14 Sep Foreign in a Domestic Sense. Click to keep reading…
As many employers struggle to fill job vacancies, displaced Puerto Ricans are being recruited for jobs in the U.S. Industries that hire workers via temporary visas are having an especially hard time filling positions, and find hiring Puerto Ricans a solution that helps alleviate the recent criminalization of immigrant workers. President’s Trump’s immigration policies and the devastation of the island following Hurricane Maria have lead to an influx of Puerto Ricans displaced by the storm. Conditions in Puerto Rico are dire. Existing economic policies, a fiscal crisis, and the lack of critical infrastructure has created a mass economic exodus. It’s expected that up to 25 percent of the population will have migrated by 2028.

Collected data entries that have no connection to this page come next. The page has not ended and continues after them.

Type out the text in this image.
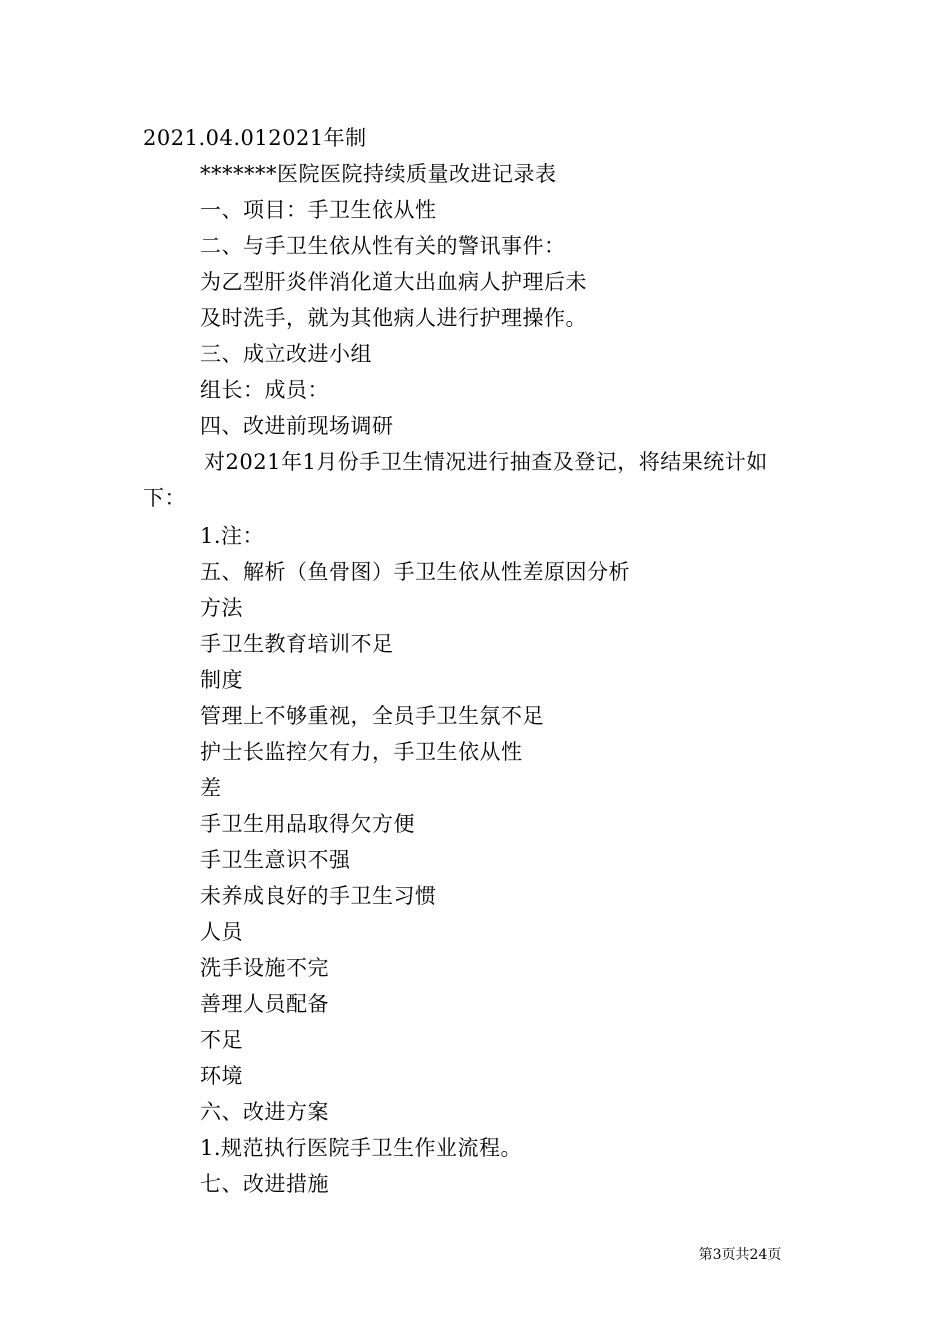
2021.04.012021年制
*******医院医院持续质量改进记录表
一、项目：手卫生依从性
二、与手卫生依从性有关的警讯事件：
为乙型肝炎伴消化道大出血病人护理后未
及时洗手，就为其他病人进行护理操作。
三、成立改进小组
组长：成员：
四、改进前现场调研
对2021年1月份手卫生情况进行抽查及登记，将结果统计如
下：
1.注：
五、解析（鱼骨图）手卫生依从性差原因分析
方法
手卫生教育培训不足
制度
管理上不够重视，全员手卫生氛不足
护士长监控欠有力，手卫生依从性
差
手卫生用品取得欠方便
手卫生意识不强
未养成良好的手卫生习惯
人员
洗手设施不完
善理人员配备
不足
环境
六、改进方案
1.规范执行医院手卫生作业流程。
七、改进措施
第3页共24页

Active recruitment of Puerto Ricans has been going on long before Maria. For the past ten years, doctors, police officers, medical professionals and engineers were being targeted by both public and private employers. The island has played a key role in our labor markets as far back as the 1940’s, when the U.S. addressed labor shortages with programs like the Puerto Rican Farm Labor program. Depressed wages in Puerto Rico have placed many workers in a pool of underpaid workers in the U.S. that supplements the work of immigrants.
The Puerto Rican government is benefiting from the current migratory wave. The exceptional delay in rebuilding from the storm, combined with corruption, furloughs and wage cuts would have been even more harmful, if so many people hadn’t already left the island. In the meantime, many Puerto Ricans are utilizing programs and organizations in the U.S. that tend to displaced international refugees.